With VAT and excise duties now fully in effect, markets expected today’s inflation data to edge into double digits at 10.1%. Our estimate was 10.0%. In fact, fresh fruits and vegetables (especially potatoes) exerted slightly more downward pressure on prices than expected.
In the non-food sector, prices were generally well-behaved, with price movements falling mostly within their normal ranges. Gas prices helped a bit towards lower overall pressures, falling by 2.0% on the month.
Services inflation moderated compared to last month’s strong reading, but still continued to pick up at a slightly above-average pace. Hospitality, reparation and entertainment services continue to see the strongest pick-ups in prices.

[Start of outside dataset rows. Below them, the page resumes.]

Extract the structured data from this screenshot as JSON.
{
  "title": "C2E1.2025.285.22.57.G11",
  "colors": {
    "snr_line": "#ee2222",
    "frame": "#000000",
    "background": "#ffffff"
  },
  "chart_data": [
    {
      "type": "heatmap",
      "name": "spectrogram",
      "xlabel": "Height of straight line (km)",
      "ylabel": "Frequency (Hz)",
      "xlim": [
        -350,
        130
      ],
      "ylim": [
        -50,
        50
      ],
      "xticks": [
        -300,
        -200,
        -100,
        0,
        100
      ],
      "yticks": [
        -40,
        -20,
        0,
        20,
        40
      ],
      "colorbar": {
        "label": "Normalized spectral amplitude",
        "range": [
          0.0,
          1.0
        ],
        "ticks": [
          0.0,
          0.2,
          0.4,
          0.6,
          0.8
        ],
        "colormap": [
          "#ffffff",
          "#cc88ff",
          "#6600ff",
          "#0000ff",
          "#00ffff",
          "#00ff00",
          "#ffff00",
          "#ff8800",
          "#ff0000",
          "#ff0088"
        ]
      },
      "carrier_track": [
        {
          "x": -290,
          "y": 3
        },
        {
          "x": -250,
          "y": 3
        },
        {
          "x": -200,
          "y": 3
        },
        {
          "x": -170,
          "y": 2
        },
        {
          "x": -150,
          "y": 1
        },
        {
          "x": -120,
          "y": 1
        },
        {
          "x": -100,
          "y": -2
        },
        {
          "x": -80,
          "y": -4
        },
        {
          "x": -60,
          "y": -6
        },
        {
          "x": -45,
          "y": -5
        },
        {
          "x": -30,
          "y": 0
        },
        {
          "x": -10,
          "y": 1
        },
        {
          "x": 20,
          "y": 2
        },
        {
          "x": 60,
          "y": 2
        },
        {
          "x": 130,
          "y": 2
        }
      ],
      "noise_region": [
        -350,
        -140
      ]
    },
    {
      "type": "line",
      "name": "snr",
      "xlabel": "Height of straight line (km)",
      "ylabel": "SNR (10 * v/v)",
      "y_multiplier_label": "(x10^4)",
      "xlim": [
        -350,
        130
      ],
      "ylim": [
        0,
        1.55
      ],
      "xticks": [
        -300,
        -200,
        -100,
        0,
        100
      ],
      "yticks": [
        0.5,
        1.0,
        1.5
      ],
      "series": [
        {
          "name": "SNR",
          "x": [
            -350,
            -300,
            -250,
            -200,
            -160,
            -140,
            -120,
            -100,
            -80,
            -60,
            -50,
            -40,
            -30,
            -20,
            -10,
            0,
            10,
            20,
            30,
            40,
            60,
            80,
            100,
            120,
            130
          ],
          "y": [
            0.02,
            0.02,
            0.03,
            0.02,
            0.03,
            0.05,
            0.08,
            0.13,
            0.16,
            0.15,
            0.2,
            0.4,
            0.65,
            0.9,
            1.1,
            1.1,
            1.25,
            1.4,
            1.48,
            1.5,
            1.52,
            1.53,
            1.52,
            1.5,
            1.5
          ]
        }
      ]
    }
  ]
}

Outlook: no change in forecasts
In the near term, while a marginally above 10% print in October cannot yet be excluded, in our base case we expect inflation to continue to marginally undershoot the double-digit territory and moderate slightly towards 9.6% in December 2025. We continue to expect an elevated profile until the summer of 2026, when the impact of the recent measures will fall out of base and help price pressures cool down towards 4.5% by the end of 2026.
Fundamentally, the slowdown in consumption and wage growth remains the key disinflationary force. Retail sales have shown a sharp monthly decline in August, and wage growth has moderated to 4.4% year-on-year – a very low level from a historic perspective, often associated with economic strain.
Risks to economic growth remain tilted to the downside, at least until the investment cycle delivers through its tight NRPP deadlines. This should stoke disinflationary pressures ahead, although the transmission into headline inflation may take time.
Our team is expecting global oil prices to continue moderating, and while agricultural output may support food price stability, its influence is likely to remain secondary.
Policy implications
We maintain our view that the National Bank of Romania will look through this inflationary cycle. In the absence of new shocks to inflation, the focus is expected to shift increasingly towards downside risks to growth, which may eventually influence monetary policy decisions. We maintain our estimate for the first rate cut in May 2026 and a total of 100 basis points of rate cuts next year.